On September 28th  they [Captain Errol Boyd of the Royal Air Force and Lieutenant Harry P. Connor of the U.S. Naval Reserve in the monoplane The Columbia] flew low over St. John’s and dropped a message in a cigarette can. The message, addressed to J.M. Barbour, Superintendent of the Anglo-American telegraph company, was picked up by a young man named Kent who delivered it to Barbour. The message read: “Saying hello to everybody in St. John’s. Sorry we can’t land. Bet there are some beautiful girls there! Many thanks for your cooperation on this flight. Boyd and Connors” (65-6).
The most prominent thing about The Challenge of the Atlantic: A Photo-illustrated History of Early Aviation in Harbour Grace, Newfoundland by Bill Parsons and Bill Bowman are the beautiful pictures of Harbour Grace. After this, are the wonderfully personal stories associated with the history of the aircraft that stopped in Harbour Grace. The pictures were taken by Reuben and Bill Parsons, and between them, they captured some of the most important aviation moments in Harbour Grace’s history, and everyday life in the town. The pictures of Harbour Grace put the airfield within the context of the community; a town that is one of the oldest in Newfoundland, has a rich fishing, shipping and ship building history, and even served as the capitol of Newfoundland for a period. With such a varied history, it seems reasonable that Harbour Grace would expand their view and form the Harbour Grace Airport Trust Company in 1927.
The interest in aviation was perhaps sparked by the Atlantic Air Race as one of the crews planning to attempt the crossing, lead by Rear Admiral Sir Mark Kerr, set up in Harbour Grace. The airstrip for the attempt was located where St. Francis High School now stands and ran parallel with Water Street, between the railway and the harbour. Kerr’s Handley Page Atlantic never attempted the crossing from Harbour Grace, but did make a test flight to St. John’s in 25 minutes. Before the attempt could be made, Alcock and Whitten-Brown made their successful crossing and the crew of the Handley Page decided to make an attempt from New York instead of Harbour Grace. It never made that attempt either.
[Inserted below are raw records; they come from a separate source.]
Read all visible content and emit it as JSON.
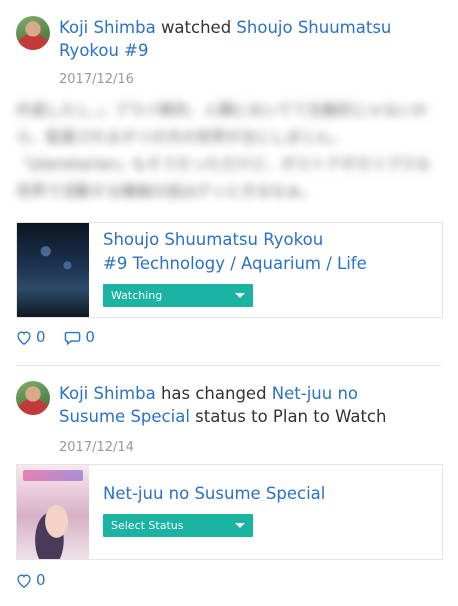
{
  "activities": [
    {
      "user": "Koji Shimba",
      "verb": "watched",
      "work_episode": "Shoujo Shuumatsu Ryokou #9",
      "date": "2017/12/16",
      "comment": "ㅡ\"ㅡ — (blurred comment text)",
      "card": {
        "title": "Shoujo Shuumatsu Ryokou",
        "subtitle": "#9  Technology / Aquarium / Life",
        "status": "Watching"
      },
      "likes": "0",
      "comments": "0"
    },
    {
      "user": "Koji Shimba",
      "verb": "has changed",
      "work": "Net-juu no Susume Special",
      "status_change_text": "status to Plan to Watch",
      "date": "2017/12/14",
      "card": {
        "title": "Net-juu no Susume Special",
        "status": "Select Status"
      },
      "likes": "0"
    }
  ],
  "icons": {
    "like": "heart-icon",
    "comment": "comment-bubble-icon",
    "dropdown": "caret-down-icon"
  },
  "colors": {
    "link": "#2a72c6",
    "status_button": "#1bb3a1",
    "date": "#999999"
  }
}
The airstrip was constructed through the financing of the 21 member committee, a grant from the Newfoundland Government, and with the help of T.A. Hall (government engineer who was also involved in determining the location of the Gander Airport) and R.H.K. Cochius (available from the Highroads Commission for technical advice). The airstrip took only a month to build, and is located near Lady Lake, to the south of Harbour Grace. According to the crew of The Pride of Detroit, the airstrip was one of the finest they had ever seen. Mabel Boll, who was in Harbour Grace in an attempt to be the first woman to cross the Atlantic (Amelia Earhart left Trepassey on a successful flight two days after Boll’s arrival in Newfoundland), donated $500 to the president of the airport toward further development “of what was considered to be a thoroughly efficient airport service” (42).
After the above history about the airstrip, the book focuses on the individual aviators (and aircraft) that passed through Harbour Grace. The histories talk about failed and successful trans-Atlantic crossing (sometimes attempts at around the world flights). In 1927 alone, some twenty trans-oceanic flyers had been lost leaving North America to cross the Atlantic (27). Each section talks about the aircraft, the aviators, and their fate as they leave Newfoundland (whether they were successful in their attempt, did not attempt and where they went after Harbour Grace), and other interesting notes of history. Inside this book is a great deal of information, coupled with beautiful and rare pictures.
My biggest complaint with this book is the lack of captions on the pictures. I don’t know which pictures were taken by Bill and which were taken by Reuben. Of course, the years on the pictures would give a good indication, but cannot be credited with certainty. As well, some of the pictures have locations and people identified, and others don’t. Of course, there are many pictures that clearly show the name of the aircraft in the picture, or a recognisable face, such as Amelia Earhart, but captions also help give quick points of reference instead of always needing to read the associated article for details such as the aircraft, pilot (and crew), and date.
Parsons, B. and B. Bowman
1983 The Challenge of the Atlantic: A Photo-Illustrated History of Early Aviation in Harbour Grace, Nfld. Robinson-Blackmore Book Publishers: Newfoundland.